= Anne Libby =

American sculptor and installation artist

Anne Libby (born 1987, Los Angeles, California) is an American sculptor and installation artist. Her practice reimagines urban and industrial detritus, such as curtain wall glass, circuit boards, venetian blinds, and plywood, into abstract, architectonic sculptures and wall‑works . Her work has been reviewed in Mousse Magazine, Artforum, Art in America, and appeared in Architectural Digest among other publications.

== Early life ==
Libby was born in Los Angeles in 1987 and continues to live and work there. She earned a Bachelor of Fine Arts from the Rhode Island School of Design in 2009 and a Master of Fine Arts in Sculpture from Bard College's Milton Avery Graduate School of the Arts in 2017.

== Exhibitions ==
Libby is represented internationally by some contemporary art galleries. In New York, she is represented by Magenta Plains, where she has held multiple solo exhibitions since 2018, including Inner Green Echo (2023) and The Golden Door (2018). In Los Angeles, she is represented by Night Gallery, which has hosted several of her solo and collaborative exhibitions since 2015, most recently Even Odd (2025) and Rib Erosion (2023). In Europe, she has exhibited with Soft Opening in London and Ribordy Thetaz in Geneva.

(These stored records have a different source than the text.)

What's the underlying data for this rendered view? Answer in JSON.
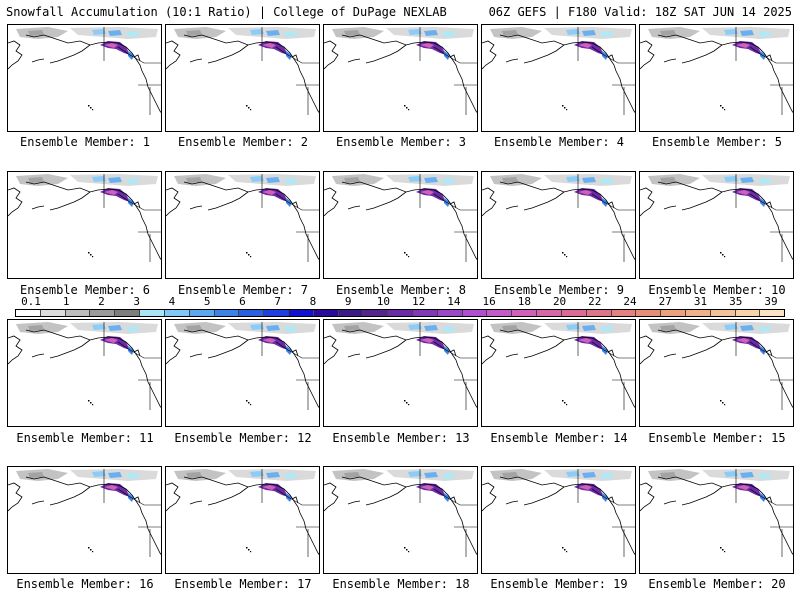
{
  "header": {
    "left": "Snowfall Accumulation (10:1 Ratio) | College of DuPage NEXLAB",
    "right": "06Z GEFS | F180 Valid: 18Z SAT JUN 14 2025"
  },
  "panels": [
    {
      "label": "Ensemble Member: 1"
    },
    {
      "label": "Ensemble Member: 2"
    },
    {
      "label": "Ensemble Member: 3"
    },
    {
      "label": "Ensemble Member: 4"
    },
    {
      "label": "Ensemble Member: 5"
    },
    {
      "label": "Ensemble Member: 6"
    },
    {
      "label": "Ensemble Member: 7"
    },
    {
      "label": "Ensemble Member: 8"
    },
    {
      "label": "Ensemble Member: 9"
    },
    {
      "label": "Ensemble Member: 10"
    },
    {
      "label": "Ensemble Member: 11"
    },
    {
      "label": "Ensemble Member: 12"
    },
    {
      "label": "Ensemble Member: 13"
    },
    {
      "label": "Ensemble Member: 14"
    },
    {
      "label": "Ensemble Member: 15"
    },
    {
      "label": "Ensemble Member: 16"
    },
    {
      "label": "Ensemble Member: 17"
    },
    {
      "label": "Ensemble Member: 18"
    },
    {
      "label": "Ensemble Member: 19"
    },
    {
      "label": "Ensemble Member: 20"
    }
  ],
  "colorbar": {
    "labels": [
      "0.1",
      "1",
      "2",
      "3",
      "4",
      "5",
      "6",
      "7",
      "8",
      "9",
      "10",
      "12",
      "14",
      "16",
      "18",
      "20",
      "22",
      "24",
      "27",
      "31",
      "35",
      "39"
    ],
    "colors": [
      "#ffffff",
      "#dcdcdc",
      "#bdbdbd",
      "#9a9a9a",
      "#7d7d7d",
      "#a8e6f5",
      "#7fc8f8",
      "#5aa8f0",
      "#3c82e8",
      "#2a5fe0",
      "#1f3fe0",
      "#1010d0",
      "#2a0a9a",
      "#3c1a8a",
      "#55248f",
      "#6b2aa8",
      "#8038b8",
      "#9a46c8",
      "#b050d0",
      "#c45ac8",
      "#d060b8",
      "#d866a8",
      "#dc6a98",
      "#e0748a",
      "#e4807e",
      "#e88e78",
      "#eca27e",
      "#f0b28a",
      "#f4c29a",
      "#f8d2ac",
      "#fbe2c2"
    ]
  }
}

== Selected solo and two-person exhibitions ==

- 2025 – Even Odd, Night Gallery, Los Angeles, USA
- 2023 – Inner Green Echo, Magenta Plains, New York, USA
- 2023 – Rib Erosion, with Anna Rosen, Night Gallery, Los Angeles, USA
- 2021 – See Me So, Night Gallery, Los Angeles, USA
- 2020 – Dilated Sky, Soft Opening, London, UK
- 2019 – Form Constant, Ribordy Thetaz, Geneva, Switzerland
- 2018 – The Golden Door, Magenta Plains, New York, USA
- 2016 – Earthflash, Night Gallery, Los Angeles, USA

== Reception ==
Her work has received critical attention. In Artforum, Abraham Adams selected her 2018 exhibition Earthflash at Night Gallery as a Critic's Pick, highlighting its material rigor and formal restraint. In Art in America, reviewer Liz Hirsch reflected on Libby's 2021 presentation at Various Small Fires, describing it as a subtle interplay between architectural form and corporeal presence.

Writing in Mousse Magazine in October 2020, Philipp Hindahl remarked that Libby's work "makes levels of reality meet in a hallucinatory way," drawing visual analogies to late-capitalist architecture through strategies of disruption and mimicry.